The crown cork shell was examined for processability (formation of dust during the pressing, forming and capping steps), liner anchoring properties (shedding or retention of the liner in the funnel during the capping step) and liner pullability (removability of the liner from a loosened crown cork that had been used when closing a bottle). The results obtained are shown in table 2.

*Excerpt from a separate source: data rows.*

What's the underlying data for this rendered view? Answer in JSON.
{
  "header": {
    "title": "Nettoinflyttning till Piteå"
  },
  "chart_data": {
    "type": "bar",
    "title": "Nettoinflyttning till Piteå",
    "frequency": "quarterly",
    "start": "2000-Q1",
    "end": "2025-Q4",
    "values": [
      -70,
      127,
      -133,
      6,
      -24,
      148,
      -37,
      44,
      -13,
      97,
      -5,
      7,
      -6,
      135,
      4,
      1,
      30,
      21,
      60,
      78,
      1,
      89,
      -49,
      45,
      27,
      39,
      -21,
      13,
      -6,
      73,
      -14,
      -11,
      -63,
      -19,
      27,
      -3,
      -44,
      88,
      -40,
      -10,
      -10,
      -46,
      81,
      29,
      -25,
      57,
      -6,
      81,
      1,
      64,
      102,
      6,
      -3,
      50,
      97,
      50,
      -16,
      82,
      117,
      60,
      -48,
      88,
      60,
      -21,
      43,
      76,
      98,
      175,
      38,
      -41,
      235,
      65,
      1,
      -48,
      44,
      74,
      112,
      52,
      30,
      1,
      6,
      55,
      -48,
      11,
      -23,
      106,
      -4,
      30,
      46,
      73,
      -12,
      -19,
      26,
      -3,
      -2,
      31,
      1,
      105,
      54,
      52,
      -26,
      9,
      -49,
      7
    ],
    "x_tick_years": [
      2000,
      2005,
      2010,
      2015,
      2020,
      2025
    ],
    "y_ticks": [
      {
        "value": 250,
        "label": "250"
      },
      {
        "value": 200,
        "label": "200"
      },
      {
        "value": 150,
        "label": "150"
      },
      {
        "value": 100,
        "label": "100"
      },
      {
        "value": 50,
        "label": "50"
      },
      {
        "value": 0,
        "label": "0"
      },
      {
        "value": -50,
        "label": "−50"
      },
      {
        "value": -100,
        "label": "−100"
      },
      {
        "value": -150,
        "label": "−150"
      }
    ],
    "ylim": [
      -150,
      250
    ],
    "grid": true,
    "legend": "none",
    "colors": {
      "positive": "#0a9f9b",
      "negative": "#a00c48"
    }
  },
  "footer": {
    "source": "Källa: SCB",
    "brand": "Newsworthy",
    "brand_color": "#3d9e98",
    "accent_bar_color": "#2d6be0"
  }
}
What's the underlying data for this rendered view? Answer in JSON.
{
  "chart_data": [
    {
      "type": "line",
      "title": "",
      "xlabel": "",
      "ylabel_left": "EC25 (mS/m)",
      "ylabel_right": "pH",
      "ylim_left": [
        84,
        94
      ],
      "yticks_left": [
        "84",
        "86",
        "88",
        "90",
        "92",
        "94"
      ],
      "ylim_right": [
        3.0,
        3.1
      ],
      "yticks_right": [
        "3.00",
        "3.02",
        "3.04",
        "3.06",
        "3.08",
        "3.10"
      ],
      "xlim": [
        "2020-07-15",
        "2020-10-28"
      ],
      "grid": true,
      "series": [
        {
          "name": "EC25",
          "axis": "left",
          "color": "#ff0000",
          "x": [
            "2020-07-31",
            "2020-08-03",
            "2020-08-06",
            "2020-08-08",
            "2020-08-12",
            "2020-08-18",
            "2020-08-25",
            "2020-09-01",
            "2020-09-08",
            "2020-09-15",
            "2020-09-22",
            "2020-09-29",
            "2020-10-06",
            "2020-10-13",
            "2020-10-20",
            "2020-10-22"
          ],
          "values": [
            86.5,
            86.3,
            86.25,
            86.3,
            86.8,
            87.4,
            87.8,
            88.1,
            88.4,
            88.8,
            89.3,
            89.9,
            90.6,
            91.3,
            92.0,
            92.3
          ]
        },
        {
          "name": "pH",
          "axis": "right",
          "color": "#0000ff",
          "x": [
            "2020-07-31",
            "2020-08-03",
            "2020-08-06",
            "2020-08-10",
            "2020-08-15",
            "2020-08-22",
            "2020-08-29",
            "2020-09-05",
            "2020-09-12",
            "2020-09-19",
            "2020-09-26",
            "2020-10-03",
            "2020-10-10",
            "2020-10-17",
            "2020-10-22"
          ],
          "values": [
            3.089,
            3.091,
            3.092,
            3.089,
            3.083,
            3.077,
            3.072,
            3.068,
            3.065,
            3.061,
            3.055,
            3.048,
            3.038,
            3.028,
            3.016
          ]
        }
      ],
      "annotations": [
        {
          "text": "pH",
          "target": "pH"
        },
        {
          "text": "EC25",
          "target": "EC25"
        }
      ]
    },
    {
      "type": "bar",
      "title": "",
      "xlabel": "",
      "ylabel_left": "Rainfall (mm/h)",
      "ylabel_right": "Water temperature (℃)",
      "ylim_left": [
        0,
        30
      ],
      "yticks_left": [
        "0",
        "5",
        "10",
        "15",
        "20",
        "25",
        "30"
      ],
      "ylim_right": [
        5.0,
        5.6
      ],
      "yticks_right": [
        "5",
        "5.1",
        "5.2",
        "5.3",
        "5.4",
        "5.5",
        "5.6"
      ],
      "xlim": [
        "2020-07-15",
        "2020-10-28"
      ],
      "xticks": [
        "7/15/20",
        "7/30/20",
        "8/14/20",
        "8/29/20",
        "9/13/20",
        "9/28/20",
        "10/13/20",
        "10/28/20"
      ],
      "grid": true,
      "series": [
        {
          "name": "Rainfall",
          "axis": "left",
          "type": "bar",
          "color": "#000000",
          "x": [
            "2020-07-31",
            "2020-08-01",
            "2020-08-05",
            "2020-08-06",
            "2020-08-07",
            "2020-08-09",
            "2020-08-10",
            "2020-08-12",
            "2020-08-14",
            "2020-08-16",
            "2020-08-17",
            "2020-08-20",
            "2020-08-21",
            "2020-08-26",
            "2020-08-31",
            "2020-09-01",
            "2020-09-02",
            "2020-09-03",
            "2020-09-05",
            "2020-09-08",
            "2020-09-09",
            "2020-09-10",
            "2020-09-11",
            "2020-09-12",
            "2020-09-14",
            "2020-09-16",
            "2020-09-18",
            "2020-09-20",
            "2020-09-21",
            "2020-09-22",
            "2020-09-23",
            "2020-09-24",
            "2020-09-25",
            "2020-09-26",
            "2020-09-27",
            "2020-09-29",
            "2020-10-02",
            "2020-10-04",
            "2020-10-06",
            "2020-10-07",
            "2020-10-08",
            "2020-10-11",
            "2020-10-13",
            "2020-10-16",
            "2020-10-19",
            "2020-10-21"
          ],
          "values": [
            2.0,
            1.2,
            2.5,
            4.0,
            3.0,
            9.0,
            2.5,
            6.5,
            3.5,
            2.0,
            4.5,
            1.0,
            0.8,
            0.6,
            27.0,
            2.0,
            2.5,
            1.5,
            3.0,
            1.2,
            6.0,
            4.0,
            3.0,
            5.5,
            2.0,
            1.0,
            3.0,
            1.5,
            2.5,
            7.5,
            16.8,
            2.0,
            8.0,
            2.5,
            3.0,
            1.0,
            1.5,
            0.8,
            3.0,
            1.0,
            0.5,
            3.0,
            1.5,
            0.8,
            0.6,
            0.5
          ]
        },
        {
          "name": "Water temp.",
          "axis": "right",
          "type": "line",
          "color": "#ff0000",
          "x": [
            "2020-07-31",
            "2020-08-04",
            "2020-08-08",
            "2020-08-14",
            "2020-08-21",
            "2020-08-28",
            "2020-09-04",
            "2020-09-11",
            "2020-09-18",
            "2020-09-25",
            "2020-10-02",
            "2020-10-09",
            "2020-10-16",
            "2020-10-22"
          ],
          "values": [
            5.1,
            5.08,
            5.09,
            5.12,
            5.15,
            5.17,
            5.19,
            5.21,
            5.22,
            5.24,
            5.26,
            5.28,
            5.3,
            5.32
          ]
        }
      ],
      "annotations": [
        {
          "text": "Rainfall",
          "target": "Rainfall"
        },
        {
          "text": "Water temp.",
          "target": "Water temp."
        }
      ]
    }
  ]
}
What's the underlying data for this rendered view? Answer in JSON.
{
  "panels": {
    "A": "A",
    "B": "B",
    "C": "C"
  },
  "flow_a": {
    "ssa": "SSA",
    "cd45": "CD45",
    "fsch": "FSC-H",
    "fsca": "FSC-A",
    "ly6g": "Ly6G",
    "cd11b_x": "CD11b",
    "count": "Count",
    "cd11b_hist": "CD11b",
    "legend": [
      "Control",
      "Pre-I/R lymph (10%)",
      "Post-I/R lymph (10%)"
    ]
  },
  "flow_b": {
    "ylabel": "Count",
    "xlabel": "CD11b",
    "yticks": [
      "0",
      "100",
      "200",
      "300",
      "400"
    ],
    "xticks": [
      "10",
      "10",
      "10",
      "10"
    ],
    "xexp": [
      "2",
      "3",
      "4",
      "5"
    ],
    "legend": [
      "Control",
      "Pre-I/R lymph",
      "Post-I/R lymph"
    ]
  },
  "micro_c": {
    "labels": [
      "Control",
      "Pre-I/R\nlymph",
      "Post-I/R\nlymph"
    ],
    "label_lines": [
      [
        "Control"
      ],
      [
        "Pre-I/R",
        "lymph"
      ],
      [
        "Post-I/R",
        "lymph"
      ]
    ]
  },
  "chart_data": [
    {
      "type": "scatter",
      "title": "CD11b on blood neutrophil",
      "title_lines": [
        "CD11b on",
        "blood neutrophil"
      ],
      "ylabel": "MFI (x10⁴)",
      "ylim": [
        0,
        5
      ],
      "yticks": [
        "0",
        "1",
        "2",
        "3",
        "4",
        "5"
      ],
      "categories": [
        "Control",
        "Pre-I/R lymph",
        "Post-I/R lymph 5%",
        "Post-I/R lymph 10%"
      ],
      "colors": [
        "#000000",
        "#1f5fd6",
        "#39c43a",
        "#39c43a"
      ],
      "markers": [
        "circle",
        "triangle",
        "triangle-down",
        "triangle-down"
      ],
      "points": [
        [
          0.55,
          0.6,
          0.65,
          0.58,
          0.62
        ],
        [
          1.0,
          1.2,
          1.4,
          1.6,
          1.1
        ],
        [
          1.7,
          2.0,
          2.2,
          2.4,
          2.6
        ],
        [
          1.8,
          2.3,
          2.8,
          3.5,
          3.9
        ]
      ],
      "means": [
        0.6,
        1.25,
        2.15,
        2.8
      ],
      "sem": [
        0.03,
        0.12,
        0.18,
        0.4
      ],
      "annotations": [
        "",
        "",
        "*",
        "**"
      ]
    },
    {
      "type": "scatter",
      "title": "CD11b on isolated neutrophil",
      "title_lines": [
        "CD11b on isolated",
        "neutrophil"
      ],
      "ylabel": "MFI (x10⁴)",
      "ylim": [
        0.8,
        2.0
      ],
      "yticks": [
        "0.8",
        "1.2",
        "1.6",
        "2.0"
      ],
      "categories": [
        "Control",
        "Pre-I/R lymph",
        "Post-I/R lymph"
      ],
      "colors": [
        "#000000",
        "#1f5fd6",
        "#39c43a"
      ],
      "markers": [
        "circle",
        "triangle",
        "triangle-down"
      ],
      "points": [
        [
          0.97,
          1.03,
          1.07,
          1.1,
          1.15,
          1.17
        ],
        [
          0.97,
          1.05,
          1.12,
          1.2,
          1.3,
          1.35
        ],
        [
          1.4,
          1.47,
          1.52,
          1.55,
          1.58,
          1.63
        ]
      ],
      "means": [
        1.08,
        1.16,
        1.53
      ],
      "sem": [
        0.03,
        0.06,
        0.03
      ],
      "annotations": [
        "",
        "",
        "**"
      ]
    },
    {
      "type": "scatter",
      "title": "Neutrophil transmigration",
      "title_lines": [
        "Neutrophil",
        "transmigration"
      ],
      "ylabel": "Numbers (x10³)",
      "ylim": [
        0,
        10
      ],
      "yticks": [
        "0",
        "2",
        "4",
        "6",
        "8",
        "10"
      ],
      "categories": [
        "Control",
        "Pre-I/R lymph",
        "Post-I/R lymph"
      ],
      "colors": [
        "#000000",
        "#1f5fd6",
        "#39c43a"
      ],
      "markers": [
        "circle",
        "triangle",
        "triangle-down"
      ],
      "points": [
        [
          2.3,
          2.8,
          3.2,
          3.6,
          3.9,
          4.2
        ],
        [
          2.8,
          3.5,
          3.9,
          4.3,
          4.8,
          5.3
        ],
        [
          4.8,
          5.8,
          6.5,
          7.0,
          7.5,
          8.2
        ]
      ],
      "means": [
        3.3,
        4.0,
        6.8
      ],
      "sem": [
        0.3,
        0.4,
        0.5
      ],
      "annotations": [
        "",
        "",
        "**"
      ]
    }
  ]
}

For comparison, a crown-cork shell was produced in the same way as described above, except that the natural resin layer was not applied, after which the obtained crown-cork was examined in the same way. The results obtained are shown in table 2.

Claims (7)

1. Container closure device comprising a coated metal shell with a top part (7) provided with a skirt (8) and with a removable thermoplastic resin liner (9) on the inner surface of the top part (7), the liner (9) being bonded to the shell by of a number of coating layers (3, 4), of which the first coating layer (3) is directly in contact with and has a removable adhesive interface with the second coating layer (4) containing an epoxy resin, characterized in that the first coating layer (3) comprises a hydrocarbon resin or a natural resin applied to the inner surface within the periphery of the top part (7) of the shell. 2. Container closure device according to claim 1, characterized in that the layer (3) of hydrocarbon resin or natural resin is arranged on the inner surface within the periphery of an area corresponding to the area of the liner (9). 3. Container closing device according to claim 1 or 2, characterized in that the hydrocarbon resin or natural resin has a softening point below 180°C. 4. Container closure device according to any one of claims 1-3, characterized in that the hydrocarbon resin is a petroleum resin or a coumarone-indene resin. 5. Container closing device according to any one of claims 1-3, characterized in that the natural resin is rosin, rosin ester or a terpene resin. 6. Method for manufacturing the container closure device according to claims 1-3, comprising the following steps (i) applying a first coating layer (3) to a surface of a coated metal plate (1), which surface shall constitute the inner surface of the shell of the container closure device, (ii) coating the first layer (3) directly with a second coating layer (4) containing an epoxy resin which will form a peelable adhesive interface between the first and second coating layers, (iii) forming the container closure device provided with a skirt (8) ), and (iv) applying a thermoplastic resin liner (9) to the inner surface of the top part (7) of the shell, characterized in that in step (i) the first coating layer (3) is applied in the form of a hydrocarbon resin or natural resin and which is applied to the surface within an area which is to be the top part (7) of the container closure device. 7. Method according to claim 6, characterized in that the hydrocarbon resin or natural resin in step (i) is applied by printing.